Today, our friends in the UK celebrate Guy Fawkes Day, or as it is sometimes called, Bonfire Night. Now I was thinking … many of our UK friends … Bushka, David,Roger, Mary & Jack, to name a few … know as much about our history and culture as many of us do, so doesn’t it seem only fair that we take a few minutes to learn something of theirs? Admittedly, I knew very little of this holiday, its history, or how it is celebrated. So, I went in search of answers and I want to share what I learned with you.
The (very) Brief History …
The year was 1605. When Protestant King James I acceded to the throne, English Catholics had hoped that the persecution they had felt for over 45 years under Queen Elizabeth I would finally end, and they would be granted the freedom to practice their religion.
When this didn’t transpire, a group of conspirators resolved to assassinate the King and his ministers by blowing up the Palace of Westminster during the state opening of Parliament.
Guy (Guido) Fawkes, from York, and his fellow conspirators, having rented out a house close to the Houses of Parliament, managed to smuggle 36 barrels of gunpowder into a cellar of the House of Lords – enough to completely destroy the building. (Physicists from the Institute of Physics later calculated that the 2,500kg of gunpowder beneath Parliament would have obliterated an area 500 metres from the centre of the explosion).
The scheme began to unravel when an anonymous letter was sent to William Parker, the 4th Baron Monteagle, warning him to avoid the House of Lords. The letter (which could well have been sent by Lord Monteagle’s brother-in-law Francis Tresham), was made public and this led to a search of Westminster Palace in the early hours of November 5.
Explosive expert Fawkes, who had been left in the cellars to set off the fuse, was caught when a group of guards discovered him at the last moment. Fawkes was arrested, sent to the Tower of London and tortured until he gave up the names of his fellow plotters.
The conspirators were all either killed resisting capture or – like Fawkes – tried, convicted, and executed. The traditional death for traitors in 17th-century England was to be hanged, drawn and quartered in public. But this proved not to be the 35-year-old Fawkes’ fate. As he awaited his punishment on the gallows, Fawkes leapt off the platform to avoid having his testicles cut off, his stomach opened and his guts spilled out before his eyes. Mercifully for him, he died from a broken neck but his body was subsequently quartered, and his remains were sent to “the four corners of the kingdom” as a warning to others.
The following year, 1606, Parliament declared November 5th a national day of thanksgiving.
The Celebration …
Guy Fawkes Day is celebrated in the United Kingdom, and in a number of countries that were formerly part of the British Empire, with fireworks, bonfires and parades. Straw dummies representing Fawkes are tossed on the bonfire, as well as those of contemporary political figures. (I wonder if they would mind tossing one of Trump in there for us?)
Putin and Trump effigies … THANKS!!!
Dummies have been burned on bonfires since as long ago as the 13th century, initially to drive away evil spirits.
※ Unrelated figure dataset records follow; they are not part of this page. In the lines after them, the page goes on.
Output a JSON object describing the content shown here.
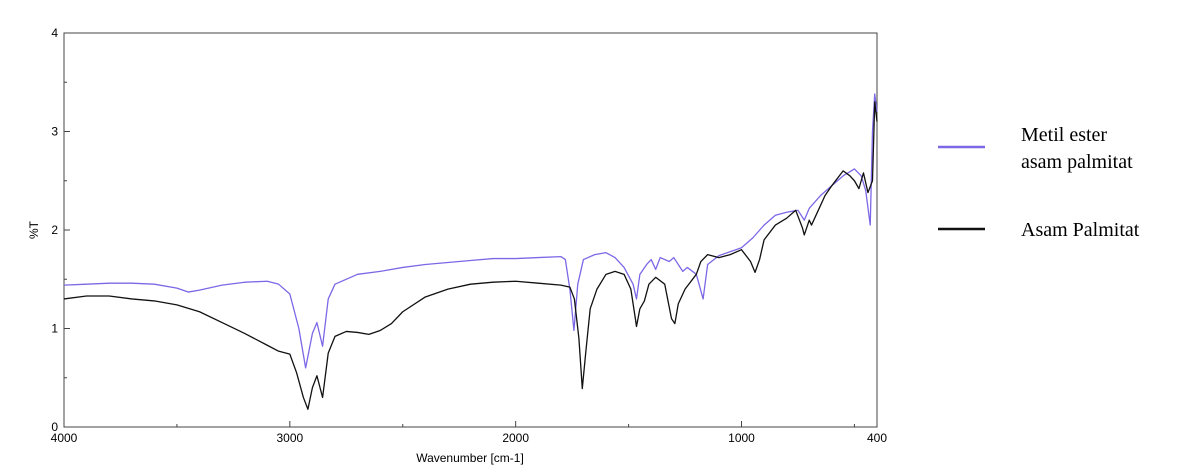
{
  "chart_data": {
    "type": "line",
    "title": "",
    "xlabel": "Wavenumber [cm-1]",
    "ylabel": "%T",
    "xlim": [
      4000,
      400
    ],
    "ylim": [
      0,
      4
    ],
    "x_reversed": true,
    "grid": false,
    "legend_position": "right",
    "x_ticks": [
      4000,
      3000,
      2000,
      1000,
      400
    ],
    "y_ticks": [
      0,
      1,
      2,
      3,
      4
    ],
    "series": [
      {
        "name": "Metil ester asam palmitat",
        "color": "#7b68e6",
        "points": [
          [
            4000,
            1.44
          ],
          [
            3900,
            1.45
          ],
          [
            3800,
            1.46
          ],
          [
            3700,
            1.46
          ],
          [
            3600,
            1.45
          ],
          [
            3500,
            1.41
          ],
          [
            3450,
            1.37
          ],
          [
            3400,
            1.39
          ],
          [
            3300,
            1.44
          ],
          [
            3200,
            1.47
          ],
          [
            3100,
            1.48
          ],
          [
            3050,
            1.45
          ],
          [
            3000,
            1.35
          ],
          [
            2960,
            1.0
          ],
          [
            2930,
            0.6
          ],
          [
            2900,
            0.95
          ],
          [
            2880,
            1.06
          ],
          [
            2855,
            0.82
          ],
          [
            2830,
            1.3
          ],
          [
            2800,
            1.45
          ],
          [
            2700,
            1.55
          ],
          [
            2600,
            1.58
          ],
          [
            2500,
            1.62
          ],
          [
            2400,
            1.65
          ],
          [
            2300,
            1.67
          ],
          [
            2200,
            1.69
          ],
          [
            2100,
            1.71
          ],
          [
            2000,
            1.71
          ],
          [
            1900,
            1.72
          ],
          [
            1800,
            1.73
          ],
          [
            1780,
            1.7
          ],
          [
            1760,
            1.4
          ],
          [
            1742,
            0.98
          ],
          [
            1725,
            1.45
          ],
          [
            1700,
            1.7
          ],
          [
            1650,
            1.75
          ],
          [
            1600,
            1.77
          ],
          [
            1560,
            1.72
          ],
          [
            1520,
            1.62
          ],
          [
            1480,
            1.45
          ],
          [
            1465,
            1.3
          ],
          [
            1450,
            1.55
          ],
          [
            1420,
            1.65
          ],
          [
            1400,
            1.7
          ],
          [
            1380,
            1.6
          ],
          [
            1360,
            1.72
          ],
          [
            1320,
            1.68
          ],
          [
            1300,
            1.72
          ],
          [
            1260,
            1.58
          ],
          [
            1240,
            1.62
          ],
          [
            1200,
            1.55
          ],
          [
            1170,
            1.3
          ],
          [
            1150,
            1.65
          ],
          [
            1100,
            1.74
          ],
          [
            1000,
            1.82
          ],
          [
            950,
            1.92
          ],
          [
            900,
            2.05
          ],
          [
            850,
            2.15
          ],
          [
            800,
            2.18
          ],
          [
            750,
            2.2
          ],
          [
            722,
            2.1
          ],
          [
            700,
            2.22
          ],
          [
            650,
            2.35
          ],
          [
            600,
            2.45
          ],
          [
            550,
            2.55
          ],
          [
            500,
            2.62
          ],
          [
            470,
            2.55
          ],
          [
            450,
            2.4
          ],
          [
            430,
            2.05
          ],
          [
            420,
            3.0
          ],
          [
            410,
            3.38
          ],
          [
            400,
            3.2
          ]
        ]
      },
      {
        "name": "Asam Palmitat",
        "color": "#111111",
        "points": [
          [
            4000,
            1.3
          ],
          [
            3900,
            1.33
          ],
          [
            3800,
            1.33
          ],
          [
            3700,
            1.3
          ],
          [
            3600,
            1.28
          ],
          [
            3500,
            1.24
          ],
          [
            3400,
            1.17
          ],
          [
            3300,
            1.06
          ],
          [
            3200,
            0.95
          ],
          [
            3100,
            0.83
          ],
          [
            3050,
            0.77
          ],
          [
            3000,
            0.74
          ],
          [
            2970,
            0.55
          ],
          [
            2940,
            0.3
          ],
          [
            2920,
            0.18
          ],
          [
            2900,
            0.4
          ],
          [
            2880,
            0.52
          ],
          [
            2855,
            0.3
          ],
          [
            2830,
            0.75
          ],
          [
            2800,
            0.92
          ],
          [
            2750,
            0.97
          ],
          [
            2700,
            0.96
          ],
          [
            2650,
            0.94
          ],
          [
            2600,
            0.98
          ],
          [
            2550,
            1.05
          ],
          [
            2500,
            1.17
          ],
          [
            2400,
            1.32
          ],
          [
            2300,
            1.4
          ],
          [
            2200,
            1.45
          ],
          [
            2100,
            1.47
          ],
          [
            2000,
            1.48
          ],
          [
            1900,
            1.46
          ],
          [
            1800,
            1.44
          ],
          [
            1760,
            1.42
          ],
          [
            1740,
            1.3
          ],
          [
            1720,
            0.9
          ],
          [
            1705,
            0.39
          ],
          [
            1690,
            0.75
          ],
          [
            1670,
            1.2
          ],
          [
            1640,
            1.4
          ],
          [
            1600,
            1.55
          ],
          [
            1560,
            1.58
          ],
          [
            1520,
            1.55
          ],
          [
            1490,
            1.4
          ],
          [
            1470,
            1.1
          ],
          [
            1465,
            1.02
          ],
          [
            1450,
            1.2
          ],
          [
            1430,
            1.28
          ],
          [
            1410,
            1.45
          ],
          [
            1380,
            1.52
          ],
          [
            1340,
            1.45
          ],
          [
            1310,
            1.1
          ],
          [
            1295,
            1.05
          ],
          [
            1280,
            1.25
          ],
          [
            1250,
            1.4
          ],
          [
            1200,
            1.55
          ],
          [
            1180,
            1.68
          ],
          [
            1150,
            1.75
          ],
          [
            1100,
            1.72
          ],
          [
            1050,
            1.75
          ],
          [
            1000,
            1.8
          ],
          [
            960,
            1.68
          ],
          [
            940,
            1.57
          ],
          [
            920,
            1.7
          ],
          [
            900,
            1.9
          ],
          [
            850,
            2.05
          ],
          [
            800,
            2.12
          ],
          [
            760,
            2.2
          ],
          [
            730,
            2.02
          ],
          [
            722,
            1.95
          ],
          [
            700,
            2.1
          ],
          [
            690,
            2.05
          ],
          [
            660,
            2.2
          ],
          [
            630,
            2.35
          ],
          [
            600,
            2.45
          ],
          [
            550,
            2.6
          ],
          [
            520,
            2.55
          ],
          [
            500,
            2.5
          ],
          [
            480,
            2.42
          ],
          [
            460,
            2.58
          ],
          [
            440,
            2.38
          ],
          [
            420,
            2.5
          ],
          [
            410,
            3.3
          ],
          [
            400,
            3.1
          ]
        ]
      }
    ]
  }
}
Following the Gunpowder Plot, the focus of the sacrifices switched to Guy Fawkes’ treason. Traditionally, these effigies called ‘guys’, are carried through the streets in the days leading up to Guy Fawkes Day and children ask passers-by for “a penny for the guy.”
The Food …
The traditional cake eaten on Bonfire Night is Parkin Cake, a sticky cake containing a mix of oatmeal, molasses, syrup and ginger.A poem …
Remember, remember, the fifth of November
Gunpowder treason and plot
We see no reason Why Gunpowder treason
Should ever be forgot ….
And now, I would like to take a moment to wish all my friends in the UK a Happy Guy Fawkes Night! Be careful with those fireworks. I’m sure I either left out something important or got some of my facts wrong, though I did try to use UK resources, so feel free to add or amend!